O Ministério da Educação pode dar-se ao luxo de ser selectivo porque o ensino superior público continua a formar professores que nunca terão lugar no sistema educativo
O Ministério da Educação não confia no Ministério da Ciência, da Tecnologia e do Ensino Superior. Ou, mais precisamente, os responsáveis políticos pelo ensino básico e secundário olham com sérias reservas para as competências adquiridas pelos licenciados dos cursos de formação de professores. Só esta suspeição pode justificar a imposição de testes específicos a todos os que acabam esses cursos e pretendem ingressar na carreira docente. As notas finais do curso de pouco servem. O saber e a experiência acumulados nos estágios profissionalizantes são para esquecer. Quem quiser ser professor no futuro próximo terá primeiro de se licenciar para depois se submeter, pelo menos, a mais duas provas de ingresso na carreira docente. Mesmo que obtenham um 20 à saída da universidade, os candidatos terão, no mínimo, de ser classificados com 14, numa escala de 0 a 20, nos novos testes. Se um candidato à docência de Português obtiver a nota máxima na avaliação do domínio da língua e na capacidade de manifestar raciocínio lógico e, por exemplo, 13 na prova destinada a medir conhecimentos científicos específicos, o sistema não terá lugar para ele. Faz sentido?
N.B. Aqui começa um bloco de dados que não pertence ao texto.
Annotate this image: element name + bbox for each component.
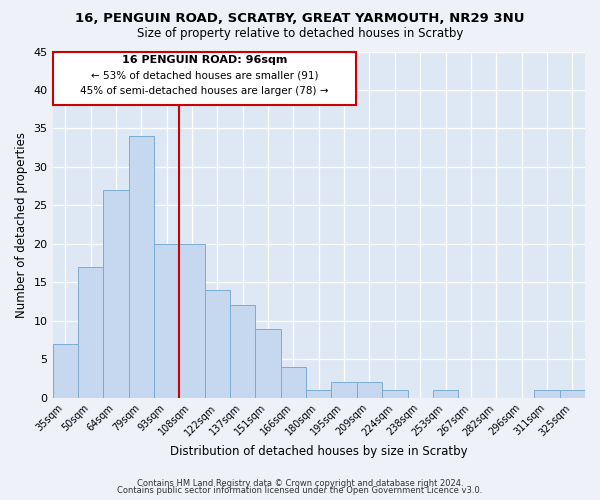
Bar	[78, 267, 103, 398]
Bar	[281, 367, 306, 398]
Y-axis label: Number of detached properties: Number of detached properties	[15, 132, 28, 318]
Bar	[382, 390, 407, 398]
Bar	[128, 136, 154, 398]
Bar	[256, 328, 281, 398]
Bar	[306, 390, 331, 398]
Bar	[103, 190, 128, 398]
Text: 16, PENGUIN ROAD, SCRATBY, GREAT YARMOUTH, NR29 3NU: 16, PENGUIN ROAD, SCRATBY, GREAT YARMOUT…	[75, 12, 525, 26]
Bar	[230, 306, 256, 398]
Bar	[53, 344, 78, 398]
Text: Contains HM Land Registry data © Crown copyright and database right 2024.: Contains HM Land Registry data © Crown c…	[137, 478, 463, 488]
Bar	[205, 290, 230, 398]
Bar	[357, 382, 382, 398]
X-axis label: Distribution of detached houses by size in Scratby: Distribution of detached houses by size …	[170, 444, 467, 458]
Text: Contains public sector information licensed under the Open Government Licence v3: Contains public sector information licen…	[118, 486, 482, 495]
Text: 45% of semi-detached houses are larger (78) →: 45% of semi-detached houses are larger (…	[80, 86, 329, 96]
Text: ← 53% of detached houses are smaller (91): ← 53% of detached houses are smaller (91…	[91, 70, 318, 81]
Text: 16 PENGUIN ROAD: 96sqm: 16 PENGUIN ROAD: 96sqm	[122, 55, 287, 65]
Bar	[560, 390, 585, 398]
Bar	[179, 244, 205, 398]
FancyBboxPatch shape	[53, 52, 356, 105]
Text: Size of property relative to detached houses in Scratby: Size of property relative to detached ho…	[137, 28, 463, 40]
Bar	[154, 244, 179, 398]
Bar	[331, 382, 357, 398]
Bar	[433, 390, 458, 398]
Bar	[534, 390, 560, 398]
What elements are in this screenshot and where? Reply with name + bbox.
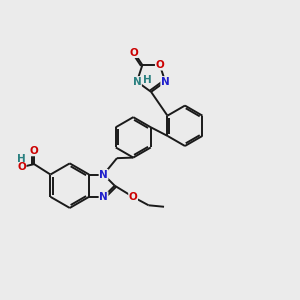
Text: N: N (133, 76, 141, 87)
Text: O: O (17, 162, 26, 172)
Text: O: O (155, 60, 164, 70)
Text: N: N (99, 169, 108, 179)
Text: H: H (143, 75, 152, 85)
Text: O: O (130, 47, 138, 58)
Text: N: N (99, 192, 108, 202)
Text: O: O (30, 146, 38, 156)
Text: O: O (129, 192, 137, 202)
Text: N: N (161, 76, 170, 87)
Text: H: H (17, 154, 26, 164)
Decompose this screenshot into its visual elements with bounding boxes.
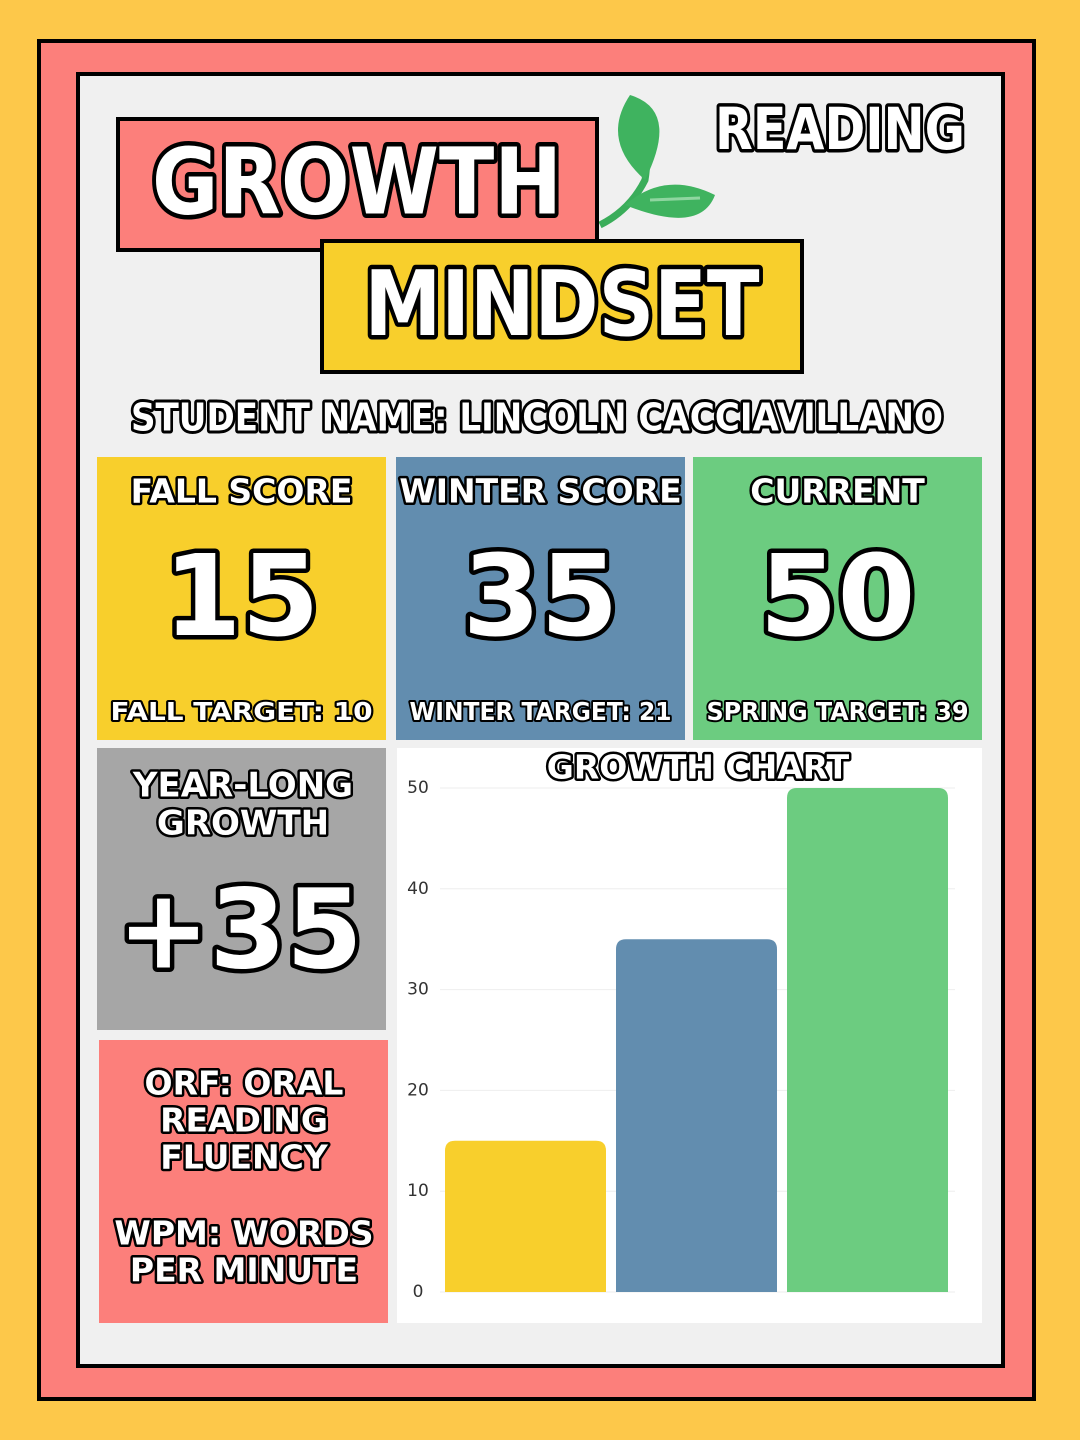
title-line1: GROWTH [152,128,562,235]
score-target: FALL TARGET: 10 [111,697,373,726]
title-box [320,239,804,374]
title-box [116,117,599,252]
y-tick-label: 30 [407,980,429,1000]
y-tick-label: 10 [407,1181,429,1201]
y-tick-label: 40 [407,879,429,899]
subject: READING [715,95,965,163]
chart-title: GROWTH CHART [547,748,850,787]
bar [616,939,777,1292]
leaf-icon [598,95,715,229]
key-text: WPM: WORDS [114,1214,373,1253]
key-text: PER MINUTE [130,1251,358,1290]
y-tick-label: 20 [407,1080,429,1100]
score-target: WINTER TARGET: 21 [410,697,672,726]
y-tick-label: 0 [413,1282,424,1302]
growth-value: +35 [117,865,362,993]
key-box [99,1040,388,1323]
key-text: FLUENCY [160,1138,329,1177]
score-label: FALL SCORE [131,472,353,511]
score-value: 35 [463,532,619,662]
score-card [97,457,386,740]
title-line2: MINDSET [365,252,760,357]
score-label: WINTER SCORE [399,472,681,511]
score-label: CURRENT [750,472,925,511]
key-text: READING [160,1101,328,1140]
score-card [396,457,685,740]
key-text: ORF: ORAL [145,1064,344,1103]
score-target: SPRING TARGET: 39 [707,697,969,726]
y-tick-label: 50 [407,778,429,798]
score-value: 15 [164,532,320,662]
growth-label: YEAR-LONG [132,766,353,806]
bar [787,788,948,1292]
score-card [693,457,982,740]
growth-box [97,748,386,1030]
bar [445,1140,606,1292]
growth-label: GROWTH [157,804,329,844]
student-name: STUDENT NAME: LINCOLN CACCIAVILLANO [131,396,943,440]
score-value: 50 [760,532,916,662]
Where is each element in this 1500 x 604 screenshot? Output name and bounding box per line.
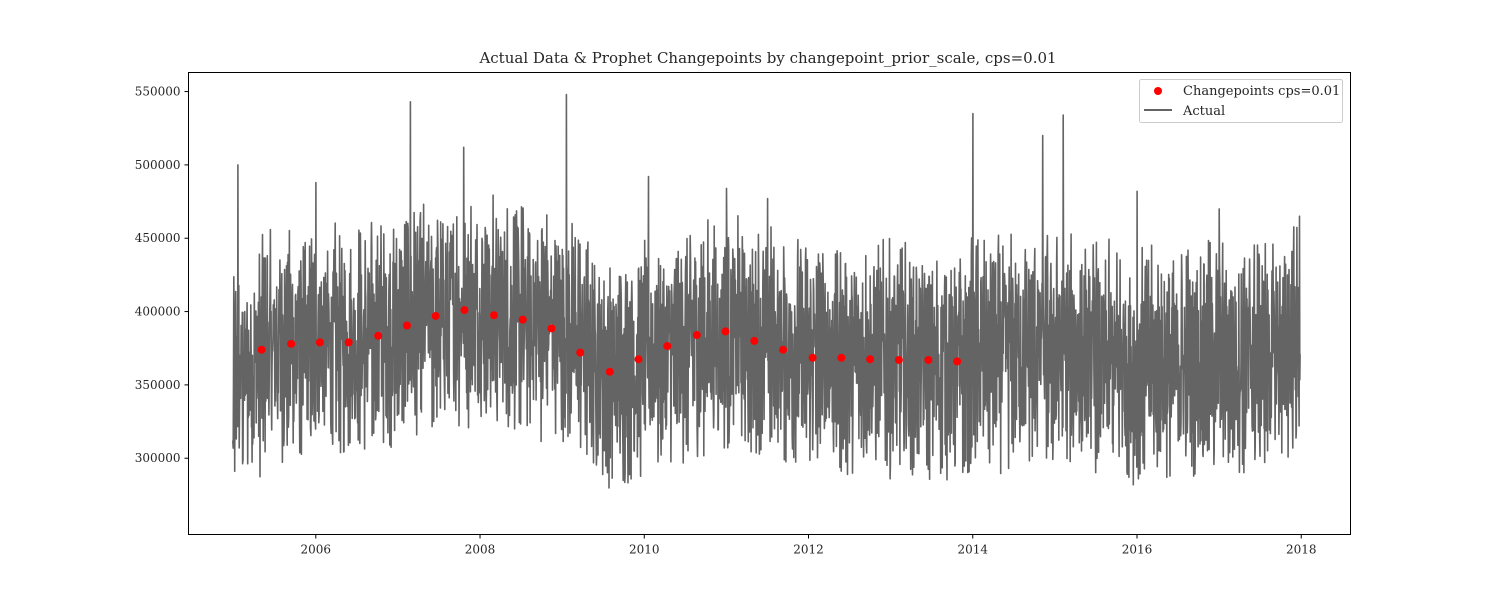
changepoint-marker bbox=[576, 348, 585, 357]
chart-title: Actual Data & Prophet Changepoints by ch… bbox=[478, 49, 1056, 67]
changepoint-marker bbox=[518, 315, 527, 324]
legend-box bbox=[1139, 79, 1343, 123]
changepoint-marker bbox=[460, 306, 469, 315]
x-tick-label: 2018 bbox=[1286, 543, 1317, 557]
x-tick-label: 2010 bbox=[629, 543, 660, 557]
changepoint-marker bbox=[808, 353, 817, 362]
changepoint-marker bbox=[692, 331, 701, 340]
changepoint-marker bbox=[866, 355, 875, 364]
changepoint-marker bbox=[837, 353, 846, 362]
changepoint-marker bbox=[721, 327, 730, 336]
x-tick-label: 2012 bbox=[793, 543, 824, 557]
changepoint-marker bbox=[924, 355, 933, 364]
x-tick-label: 2008 bbox=[465, 543, 496, 557]
changepoint-marker bbox=[431, 311, 440, 320]
changepoint-marker bbox=[374, 331, 383, 340]
series-actual bbox=[232, 93, 1301, 489]
x-tick-label: 2006 bbox=[301, 543, 332, 557]
legend-changepoints-label: Changepoints cps=0.01 bbox=[1183, 84, 1340, 99]
y-tick-label: 450000 bbox=[135, 231, 181, 245]
actual-line bbox=[232, 93, 1301, 489]
changepoint-marker bbox=[547, 324, 556, 333]
changepoint-marker bbox=[315, 338, 324, 347]
x-axis: 2006 2008 2010 2012 2014 2016 2018 bbox=[301, 534, 1317, 557]
y-tick-label: 350000 bbox=[135, 378, 181, 392]
changepoint-marker bbox=[402, 321, 411, 330]
changepoint-marker bbox=[779, 345, 788, 354]
changepoint-marker bbox=[663, 342, 672, 351]
y-axis: 300000 350000 400000 450000 500000 550000 bbox=[135, 85, 189, 465]
changepoint-marker bbox=[489, 311, 498, 320]
changepoint-marker bbox=[953, 357, 962, 366]
changepoint-marker bbox=[344, 338, 353, 347]
changepoint-marker bbox=[257, 345, 266, 354]
legend-actual-label: Actual bbox=[1182, 104, 1225, 119]
changepoint-marker bbox=[287, 339, 296, 348]
legend-changepoints-marker bbox=[1154, 87, 1162, 95]
y-tick-label: 550000 bbox=[135, 85, 181, 99]
changepoint-marker bbox=[634, 355, 643, 364]
series-changepoints bbox=[257, 306, 962, 376]
y-tick-label: 400000 bbox=[135, 305, 181, 319]
x-tick-label: 2014 bbox=[957, 543, 988, 557]
plot-frame bbox=[188, 72, 1351, 535]
y-tick-label: 300000 bbox=[135, 451, 181, 465]
y-tick-label: 500000 bbox=[135, 158, 181, 172]
changepoint-marker bbox=[894, 355, 903, 364]
legend: Changepoints cps=0.01 Actual bbox=[1139, 79, 1343, 123]
changepoint-marker bbox=[750, 336, 759, 345]
x-tick-label: 2016 bbox=[1122, 543, 1153, 557]
changepoint-marker bbox=[605, 367, 614, 376]
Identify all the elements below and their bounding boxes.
Numa primeira apreciação, é fácil enaltecer a preocupação em aumentar a fasquia de exigência aos que se candidatam à carreira docente. Num mercado de trabalho que cada vez mais compete pelas qualificações, o sistema educativo não pode ser um vazadouro. Percebe-se, pois, que o ministério procure, com as provas exigidas pelo renovado estatuto, uma nova geração de professores mais adaptados à complexidade do nosso tempo. Um professor de Português ou de Química deve dominar a língua materna, ser dotado de "raciocínio lógico", falar inglês e estar familiarizado com as novas tecnologias de informação. Mas será mesmo necessária uma nova prova para avaliar estas competências? Não é lógico que os cursos superiores as avaliem, seja no decorrer dos testes, seja no acompanhamento de estágios curriculares?
O ministério só se pode dar ao luxo de procurar a selectividade porque o ensino superior público continua a formar professores que nunca terão lugar no sistema educativo. Como a quantidade é, por regra, inimiga da qualidade, há que submeter os licenciados a uma nova avaliação. Uma aberração que alimenta o desperdício de recursos e desfaz as expectativas de milhares de jovens. Não deverá haver um único responsável político do sector que não o saiba. Mas está para vir o dia em que alguém seja capaz de dizer que, neste particular, a autonomia das universidades é sinónimo de irresponsabilidade.
Um pouco de sensatez recomendaria que a preocupação com a qualidade dos professores começasse a montante. Reduzindo as vagas dos cursos para a docência e, por consequência, elevando as médias de entrada dos cursos. Não o fazendo, o Estado produz carne para canhão. Tolera que uma multidão de alunos acalente a esperança de ser professor para depois lhe impor uma nova barreira de acesso à profissão. Uma opção absurda. E imoral.
Se houvesse coragem de adequar a oferta de vagas nas universidades às necessidades do sistema educativo, talvez o Ministério da Educação deixasse de ter razões para acreditar que há licenciados incapazes de exercer funções docentes.
Não encarando o problema em toda a sua dimensão, o ministério desresponsabiliza-se e tenta resolver o suposto défice de qualificação dos licenciados exigindo-lhes que provem o que, por natureza, deviam saber. É como tapar o sol com uma peneira. É bom que o país tenha garantias de que não vai haver professores sem saber escrever português ou a dar erros científicos nos testes que apresentam aos alunos. Mas, ao tentá-lo com um remendo, evita-se uma reforma de fundo que garantiria os mesmos resultados sem causar tanto desperdício de recursos nem tantas ambições frustradas.